On Second Anniversary of Tree of Life Shooting, Biden Vows to Confront Antisemitism

avatar by i24 News

Former US Vice President Joe Biden accepts the 2020 Democratic presidential nomination, during a speech delivered for the largely-virtual 2020 Democratic National Convention from the Chase Center in Wilmington, Delaware, Aug. 20, 2020. Photo: Reuters / Kevin Lamarque.

i24 News – On the second anniversary of the deadly shooting attack in the Tree of Life synagogue in Pittsburg, Pennsylvania, US Democratic presidential nominee Joe Biden vowed to confront antisemitism.

In an opinion article published Tuesday by the Jewish Telegraphic Agency, Biden said, “Antisemitism is a cancer that has fueled a dangerous rise in hate crimes over the past four years.”

“If I have the honor of being elected, you have my word: we will forcefully denounce this evil, no matter the source,” he pledged, promising more funds for security for places of worship and programs against homegrown extremism.
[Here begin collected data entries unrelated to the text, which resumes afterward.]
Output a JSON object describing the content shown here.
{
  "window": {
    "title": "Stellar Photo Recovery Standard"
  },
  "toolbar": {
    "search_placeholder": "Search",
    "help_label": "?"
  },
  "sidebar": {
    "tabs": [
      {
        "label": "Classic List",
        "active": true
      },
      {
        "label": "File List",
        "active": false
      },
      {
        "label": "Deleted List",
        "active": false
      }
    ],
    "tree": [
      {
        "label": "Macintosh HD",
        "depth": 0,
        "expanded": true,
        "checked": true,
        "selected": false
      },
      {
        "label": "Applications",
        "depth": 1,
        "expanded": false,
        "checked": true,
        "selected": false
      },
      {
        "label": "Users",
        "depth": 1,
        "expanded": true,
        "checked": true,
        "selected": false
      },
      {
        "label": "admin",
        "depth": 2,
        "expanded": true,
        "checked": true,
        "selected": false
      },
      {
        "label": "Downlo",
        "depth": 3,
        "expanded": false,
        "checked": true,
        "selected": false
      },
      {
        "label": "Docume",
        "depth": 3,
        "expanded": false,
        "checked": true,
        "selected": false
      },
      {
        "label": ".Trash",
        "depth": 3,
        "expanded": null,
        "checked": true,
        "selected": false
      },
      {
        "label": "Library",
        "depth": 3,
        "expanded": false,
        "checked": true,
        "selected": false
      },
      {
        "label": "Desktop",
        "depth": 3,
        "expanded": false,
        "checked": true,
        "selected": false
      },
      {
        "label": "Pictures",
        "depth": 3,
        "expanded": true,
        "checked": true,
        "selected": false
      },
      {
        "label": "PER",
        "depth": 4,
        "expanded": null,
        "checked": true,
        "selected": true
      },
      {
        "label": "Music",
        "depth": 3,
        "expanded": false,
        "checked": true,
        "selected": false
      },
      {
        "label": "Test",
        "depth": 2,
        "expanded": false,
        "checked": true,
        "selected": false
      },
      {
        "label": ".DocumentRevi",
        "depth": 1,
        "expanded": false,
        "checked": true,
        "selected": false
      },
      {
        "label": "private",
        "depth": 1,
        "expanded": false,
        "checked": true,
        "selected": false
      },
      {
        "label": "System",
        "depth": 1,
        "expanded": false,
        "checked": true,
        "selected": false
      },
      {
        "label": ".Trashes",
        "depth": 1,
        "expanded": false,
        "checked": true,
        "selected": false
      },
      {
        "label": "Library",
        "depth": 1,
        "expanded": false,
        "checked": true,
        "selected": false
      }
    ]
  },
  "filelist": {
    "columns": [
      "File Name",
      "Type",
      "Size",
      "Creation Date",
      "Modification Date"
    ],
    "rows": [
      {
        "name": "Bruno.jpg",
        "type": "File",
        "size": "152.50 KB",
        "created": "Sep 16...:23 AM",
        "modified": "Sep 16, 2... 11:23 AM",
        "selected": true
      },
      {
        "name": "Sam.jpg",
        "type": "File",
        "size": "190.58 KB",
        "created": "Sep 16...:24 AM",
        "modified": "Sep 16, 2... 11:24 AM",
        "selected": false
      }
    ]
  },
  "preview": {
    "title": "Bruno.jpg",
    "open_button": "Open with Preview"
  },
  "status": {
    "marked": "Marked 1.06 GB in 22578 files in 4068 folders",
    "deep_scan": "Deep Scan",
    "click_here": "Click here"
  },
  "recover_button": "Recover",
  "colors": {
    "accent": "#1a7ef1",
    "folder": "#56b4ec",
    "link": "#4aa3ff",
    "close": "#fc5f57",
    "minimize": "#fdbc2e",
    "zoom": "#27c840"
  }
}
He said the antisemitism at the “Unite the Right” rally in Charlottesville in August 2017, as well as US President Donald Trump’s statement that there were “very fine people on both sides” was what brought him into the US presidential race.

The phrase, spoken by Trump at a press conference following a deadly car-ramming attack on Charlottesville counterprotesters, is frequently cited in the US media without the president’s clarification that “neo-Nazis and the white nationalists” were nowhere near being very fine and “should be condemned totally.”

“I will work with our ally Israel to ensure it can always defend itself and to pursue the lasting security of a two-state solution,” Biden vowed.

A recent poll found that Biden enjoyed a solid lead against Trump in terms of Jewish support, with some 75% of American Jewry backing him.

Another poll suggested that there may be a deep divide in the US Jewish community, as Orthodox Jews overwhelmingly picked the incumbent leader.